第85章 不穏
生「先生……。」
「うん。私も評価されるって慣れないな。でも頑張って聞こう。」
隣にいた部員は頷くと桜の手を握った。
それを見て逆隣に居た生徒も桜の手を握る。
そして―――、
『駒場学院高等学校…、』
次に来ると分かっていたにも関わらずその名を聞くと桜の喉は緊張からきゅっと締まった。
『―――…、ゴールド金賞。』
1拍置いた後、桜は後ろの座席の生徒に勢い良く飛びつかれて我に返った。
「み、みんな…っ」
動揺している間に席が近い部員達が歓声を上げながら桜をもみくちゃにしようとした為、陸は急いで窘めた。

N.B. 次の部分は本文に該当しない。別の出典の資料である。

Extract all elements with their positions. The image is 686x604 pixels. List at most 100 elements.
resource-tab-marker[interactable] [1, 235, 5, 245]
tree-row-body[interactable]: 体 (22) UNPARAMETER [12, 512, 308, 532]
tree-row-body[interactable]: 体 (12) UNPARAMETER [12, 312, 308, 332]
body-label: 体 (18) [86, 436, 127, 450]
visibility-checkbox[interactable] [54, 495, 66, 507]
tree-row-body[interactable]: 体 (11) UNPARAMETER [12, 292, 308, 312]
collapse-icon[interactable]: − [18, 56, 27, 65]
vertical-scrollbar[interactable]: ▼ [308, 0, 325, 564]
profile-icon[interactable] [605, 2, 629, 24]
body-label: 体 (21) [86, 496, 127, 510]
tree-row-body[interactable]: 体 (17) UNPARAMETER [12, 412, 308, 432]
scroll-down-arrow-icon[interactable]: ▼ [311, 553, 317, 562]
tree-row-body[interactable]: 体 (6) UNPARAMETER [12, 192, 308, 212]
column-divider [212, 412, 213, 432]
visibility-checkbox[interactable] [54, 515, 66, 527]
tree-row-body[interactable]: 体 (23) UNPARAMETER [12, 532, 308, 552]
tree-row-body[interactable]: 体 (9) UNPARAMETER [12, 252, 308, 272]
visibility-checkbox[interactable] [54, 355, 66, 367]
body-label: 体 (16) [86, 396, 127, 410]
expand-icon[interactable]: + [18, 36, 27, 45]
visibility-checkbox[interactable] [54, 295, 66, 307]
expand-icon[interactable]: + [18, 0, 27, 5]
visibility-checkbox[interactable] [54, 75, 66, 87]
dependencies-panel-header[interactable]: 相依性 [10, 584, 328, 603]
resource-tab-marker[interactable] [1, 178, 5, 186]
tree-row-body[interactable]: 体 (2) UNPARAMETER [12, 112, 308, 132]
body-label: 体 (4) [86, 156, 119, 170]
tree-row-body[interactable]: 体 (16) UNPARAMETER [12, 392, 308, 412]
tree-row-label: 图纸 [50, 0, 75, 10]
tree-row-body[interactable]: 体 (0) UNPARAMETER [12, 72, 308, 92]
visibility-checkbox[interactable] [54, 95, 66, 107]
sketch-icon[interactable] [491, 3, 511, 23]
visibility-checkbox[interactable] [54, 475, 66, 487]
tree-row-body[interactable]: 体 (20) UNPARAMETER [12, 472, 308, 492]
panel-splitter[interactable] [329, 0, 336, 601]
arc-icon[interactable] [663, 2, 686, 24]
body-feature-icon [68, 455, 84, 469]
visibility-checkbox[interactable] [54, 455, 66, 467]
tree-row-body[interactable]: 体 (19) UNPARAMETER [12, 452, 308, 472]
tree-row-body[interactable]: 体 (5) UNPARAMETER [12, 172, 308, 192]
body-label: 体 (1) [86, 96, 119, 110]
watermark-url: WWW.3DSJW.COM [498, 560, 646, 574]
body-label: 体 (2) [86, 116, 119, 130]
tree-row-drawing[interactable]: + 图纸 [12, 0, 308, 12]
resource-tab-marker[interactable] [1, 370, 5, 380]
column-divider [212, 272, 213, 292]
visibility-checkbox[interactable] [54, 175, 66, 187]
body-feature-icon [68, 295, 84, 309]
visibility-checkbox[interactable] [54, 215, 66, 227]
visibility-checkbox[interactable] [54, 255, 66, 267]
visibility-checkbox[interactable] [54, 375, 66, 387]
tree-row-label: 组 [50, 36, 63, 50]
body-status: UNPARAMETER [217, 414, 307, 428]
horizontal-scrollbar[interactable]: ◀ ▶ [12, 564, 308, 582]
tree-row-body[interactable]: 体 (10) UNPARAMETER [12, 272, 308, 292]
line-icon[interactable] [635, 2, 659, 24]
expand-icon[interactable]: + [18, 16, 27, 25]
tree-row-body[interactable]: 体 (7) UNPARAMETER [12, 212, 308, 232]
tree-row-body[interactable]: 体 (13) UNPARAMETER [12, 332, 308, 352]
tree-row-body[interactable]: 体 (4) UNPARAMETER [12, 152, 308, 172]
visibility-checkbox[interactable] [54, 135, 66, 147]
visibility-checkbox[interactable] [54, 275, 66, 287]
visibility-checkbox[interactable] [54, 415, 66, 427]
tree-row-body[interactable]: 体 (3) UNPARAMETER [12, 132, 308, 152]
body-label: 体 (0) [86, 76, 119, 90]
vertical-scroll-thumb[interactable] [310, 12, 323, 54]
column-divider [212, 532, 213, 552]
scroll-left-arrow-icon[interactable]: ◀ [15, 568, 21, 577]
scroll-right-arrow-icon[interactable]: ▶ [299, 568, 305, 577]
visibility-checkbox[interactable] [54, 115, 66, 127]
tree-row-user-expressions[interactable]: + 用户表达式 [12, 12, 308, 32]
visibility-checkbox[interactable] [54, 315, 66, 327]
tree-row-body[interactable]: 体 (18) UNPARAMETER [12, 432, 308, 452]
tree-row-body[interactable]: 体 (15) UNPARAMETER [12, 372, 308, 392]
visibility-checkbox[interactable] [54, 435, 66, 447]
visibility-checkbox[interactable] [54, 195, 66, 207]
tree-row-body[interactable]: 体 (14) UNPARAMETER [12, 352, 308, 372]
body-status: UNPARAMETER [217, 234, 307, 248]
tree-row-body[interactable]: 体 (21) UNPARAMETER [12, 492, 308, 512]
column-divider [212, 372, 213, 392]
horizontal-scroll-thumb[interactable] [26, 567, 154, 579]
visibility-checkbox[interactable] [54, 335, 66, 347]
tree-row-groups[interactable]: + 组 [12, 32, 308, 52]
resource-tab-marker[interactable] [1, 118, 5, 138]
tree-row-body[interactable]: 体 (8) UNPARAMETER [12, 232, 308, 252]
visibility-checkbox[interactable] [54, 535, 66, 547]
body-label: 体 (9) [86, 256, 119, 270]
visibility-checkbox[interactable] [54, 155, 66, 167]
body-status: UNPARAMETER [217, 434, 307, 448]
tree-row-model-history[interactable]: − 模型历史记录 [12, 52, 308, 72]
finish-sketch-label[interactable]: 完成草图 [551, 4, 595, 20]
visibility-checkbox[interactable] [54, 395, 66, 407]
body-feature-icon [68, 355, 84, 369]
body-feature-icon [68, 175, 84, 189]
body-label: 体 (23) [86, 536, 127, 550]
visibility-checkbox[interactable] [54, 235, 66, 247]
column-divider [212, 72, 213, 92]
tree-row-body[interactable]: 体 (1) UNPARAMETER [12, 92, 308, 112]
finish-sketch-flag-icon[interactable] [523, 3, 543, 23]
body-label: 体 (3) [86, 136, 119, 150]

なんとかすぐに静かになるも今度は泣き出す生徒が続出し、桜の周りはすすり泣く声に包まれた。
桜は予想外の結果から大満足していたが、それでも自然と涙が溢れてきてしまい 近くの部員達と笑顔を見せ合いながらも暫くの間泣いてしまったのだった。
駒校の金は所謂 "ダメ金" というもので、金賞に選ばれはしたものの次の大会へは進めないというものだった。
陸「時間が圧倒的に足りないスタートだったのに先生が纏めて下さったから都大も突破できたんです。本当にありがとうございました。」
「ううん、元から上手だったよ。それに皆の頑張りが無かったら纏まるはずもない。本当頑張ったね。」
(駒校が古豪だからか偶然なのかは分からないけど上手い子が集まってた。私にもっと技量があれば全国まで連れていけたんだろうな…。)
そんな胸の内を知らない生徒達は嬉しくて堪らないらしく、バスへ移動する間に何度も桜に抱きついてよろけさせていた。
それが続いて陸が注意をしようとした時、再びよろめいた桜の体が宙へ浮いて生徒は桜を取り上げられた形となる。